By: Jonathan Gross
At long last, the arduous wait is over. November 20 has finally come, and that means the new Frameworks EP Branches has arrived, courtesy of Emancipator's Loci Records. Four sprawling tracks serve as the perfect end-of-year pudding, to use British parlance, for the main course that was Tides, Matthew Brewer's debut album released in the spring that The Untz called the album of the year (back in April).
The lush, instrumental downtempo and hip-hop that culls comparisons to Emancipator, Bonobo, and RJD2 is broken wide open with this release, which pushes tempos into the chill house realm, an organic, dreamy sort of groove the works a well on the dance floor as it does wrapped up in a snuggly blanket in front of a roaring fire.
Emotional passages flare and fade throughout opener "Branches," which builds a subtle pocket into a full-on, somber Irish melody that rises out of the abyss. It's an intense introduction into an already bittersweet exploration.

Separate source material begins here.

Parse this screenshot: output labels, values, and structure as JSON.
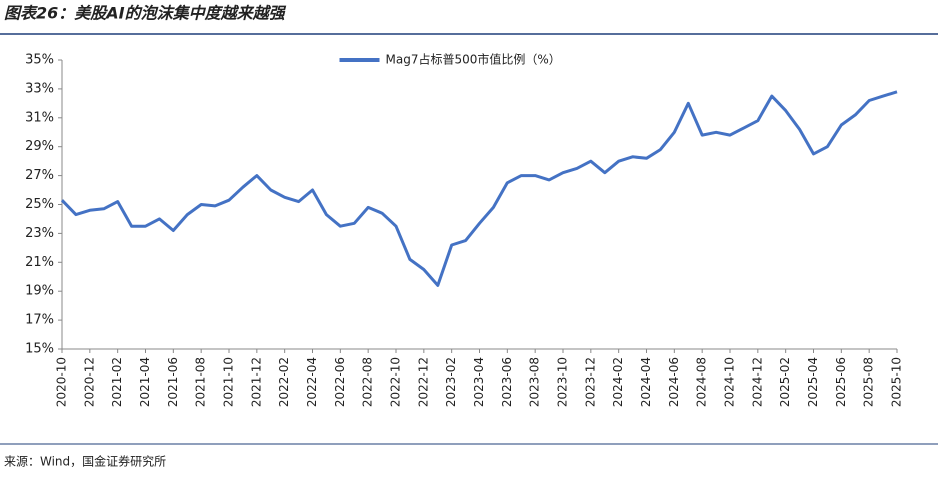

The power of "Carry On" is only multiplied by reflection upon the inspiration for the EP. Flooded with ideas during the pregnancy and consumed with love after the delivery of his son, Branches was born out of the arrival of Brewer's son. When he decided to cut his US debut tour short to return to his home base in Manchester and be with his infant son who had gone into the hospital, the stiff upper lip mantra that pervades the British people is evident in his bravery during the entire process. Through hardships, one must "Carry On," and this song is an anthem to that spirit.
Ríoghnach Connolly returns to Brewer's studio, as we hoped. Her incredible turns on Tides in "Calm The Still Night" and "Dawn" demonstrated her range, but "The Movement" exposes what true impact she has even in her delicate delivery. An intensity and control is so deeply embedded in each syllable, that the listener is drawn closer and closer in with each subsequent note.
Closer "The Passenger," another allusion to Brewer's infant son and his time with his mother, is a joyous coda to the understated melancholy of its companions. Where many Frameworks tunes find solace in the semi-darkness, this gorgeous arrangement of horns and driving drums is pure, unadulterated bliss. There is a sweetness in sadness, but the sun shines brightly through it all.
There is no doubt fans are just being teased by this short collection. Matthew Brewer, back home and rested, has once again returned to the studio, and there is no doubt the prolific producer is already whipping up his next batch of beauties. It is a true honor for us to get fans in on the ground floor with Frameworks, because we can only see a stunning future on the horizon.